President Hu Jintao has praised the rebuilding efforts as proof of the superiority of China's socialist system, with its central command structure and enforced national unity. Indeed, money, materials and government volunteers from all over the country deluged Sichuan after the quake, and officials here say most projects can be completed within two years, much less time than they originally estimated it would take to restore normalcy to the 46 million people in the province affected by the disaster.
But normalcy seems a long way off, perhaps impossible, for people such as 37-year-old Han. On a recent day, her eyes, set in a round, sun-baked face, had a mournful, lost look. She tried to have another baby, she said, after China relaxed its one-child policy for parents who had lost a child in the earthquake. But she miscarried at five months.

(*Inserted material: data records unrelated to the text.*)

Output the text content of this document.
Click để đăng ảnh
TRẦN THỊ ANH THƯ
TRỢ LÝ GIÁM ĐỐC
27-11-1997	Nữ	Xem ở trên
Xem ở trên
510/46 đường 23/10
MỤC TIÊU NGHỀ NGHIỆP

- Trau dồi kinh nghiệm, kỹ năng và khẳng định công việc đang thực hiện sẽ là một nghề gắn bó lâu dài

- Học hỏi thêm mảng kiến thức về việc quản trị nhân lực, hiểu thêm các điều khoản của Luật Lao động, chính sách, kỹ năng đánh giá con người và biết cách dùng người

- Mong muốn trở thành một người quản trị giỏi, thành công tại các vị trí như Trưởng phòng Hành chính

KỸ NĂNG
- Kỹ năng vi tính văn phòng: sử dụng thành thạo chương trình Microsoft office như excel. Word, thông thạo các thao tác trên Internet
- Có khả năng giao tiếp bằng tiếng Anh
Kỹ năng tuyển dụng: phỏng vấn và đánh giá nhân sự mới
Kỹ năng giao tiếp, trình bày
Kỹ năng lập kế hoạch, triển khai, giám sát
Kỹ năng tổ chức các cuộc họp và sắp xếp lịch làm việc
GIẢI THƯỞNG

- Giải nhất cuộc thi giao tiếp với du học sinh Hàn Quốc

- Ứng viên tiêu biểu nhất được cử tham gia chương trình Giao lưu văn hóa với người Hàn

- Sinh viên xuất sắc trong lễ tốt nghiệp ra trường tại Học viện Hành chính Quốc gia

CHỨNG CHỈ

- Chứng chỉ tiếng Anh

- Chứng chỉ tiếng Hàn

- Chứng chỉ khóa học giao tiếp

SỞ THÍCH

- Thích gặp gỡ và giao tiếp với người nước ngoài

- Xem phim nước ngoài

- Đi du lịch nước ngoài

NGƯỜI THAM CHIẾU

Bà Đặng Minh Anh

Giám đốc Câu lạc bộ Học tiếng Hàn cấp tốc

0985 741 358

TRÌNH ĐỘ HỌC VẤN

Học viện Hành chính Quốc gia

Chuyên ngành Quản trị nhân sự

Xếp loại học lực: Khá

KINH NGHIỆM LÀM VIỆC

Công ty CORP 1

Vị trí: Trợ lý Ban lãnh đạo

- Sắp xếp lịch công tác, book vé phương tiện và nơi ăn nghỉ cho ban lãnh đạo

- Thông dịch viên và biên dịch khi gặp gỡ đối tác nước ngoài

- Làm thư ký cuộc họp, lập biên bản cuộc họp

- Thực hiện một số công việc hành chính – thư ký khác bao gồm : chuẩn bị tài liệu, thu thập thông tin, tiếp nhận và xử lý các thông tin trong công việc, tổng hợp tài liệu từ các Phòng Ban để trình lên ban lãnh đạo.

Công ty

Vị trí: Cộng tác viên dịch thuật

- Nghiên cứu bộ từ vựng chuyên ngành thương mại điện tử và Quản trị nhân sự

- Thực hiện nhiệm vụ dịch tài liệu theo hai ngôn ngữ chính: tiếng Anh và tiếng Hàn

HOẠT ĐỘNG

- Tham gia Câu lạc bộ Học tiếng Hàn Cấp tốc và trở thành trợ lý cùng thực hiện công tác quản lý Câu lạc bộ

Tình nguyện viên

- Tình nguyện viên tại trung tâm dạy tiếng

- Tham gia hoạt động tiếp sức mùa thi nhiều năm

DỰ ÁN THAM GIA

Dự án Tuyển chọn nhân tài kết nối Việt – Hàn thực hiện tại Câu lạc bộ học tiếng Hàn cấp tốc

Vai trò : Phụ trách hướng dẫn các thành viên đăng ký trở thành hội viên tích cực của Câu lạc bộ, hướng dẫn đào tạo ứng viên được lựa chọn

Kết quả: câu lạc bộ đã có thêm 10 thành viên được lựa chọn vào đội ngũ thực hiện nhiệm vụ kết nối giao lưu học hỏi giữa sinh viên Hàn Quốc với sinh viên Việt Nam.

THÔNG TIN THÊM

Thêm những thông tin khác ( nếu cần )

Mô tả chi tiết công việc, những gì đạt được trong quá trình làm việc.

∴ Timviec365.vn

"It's hopeless. I'm just getting older and older," she said, standing in front of the tarp-covered shack where she spent the winter. "What will happen to me?"
On April 4, a holiday known in China as tomb-sweeping day, when people pay tribute to the dead, the tensions in Juyuan erupted into the open.
One parent, Li Shanfu, set out at 8:30 a.m. for the Juyuan Middle School grounds to publicly mourn his daughter, a 16-year-old student who had been pulled from the building's ruins and later died of her injuries.
Li, a 44-year-old construction worker who used to sell his blood plasma to raise money for his daughter's school fees, said nearly 2,000 special police officers had surrounded the site, now just a fenced-in field of weeds with four rusty basketball hoops. Before he reached the cordon, Wang Zhen, a town vice governor, approached him and asked him to stay calm. If Li would go home, Wang said, he would be given 1,000 yuan, or about $145. If he kept quiet until after the May 12 anniversary, he would get another thousand yuan.
Li, a stocky man with a cellphone attached to his belt and a squint from long days spent working in the sun, said he refused and kept walking. Wang then reportedly signaled three other officials to surround Li. "Don't go to the middle school," Li said one official told him. "It will only bring back painful memories. Come have some tea."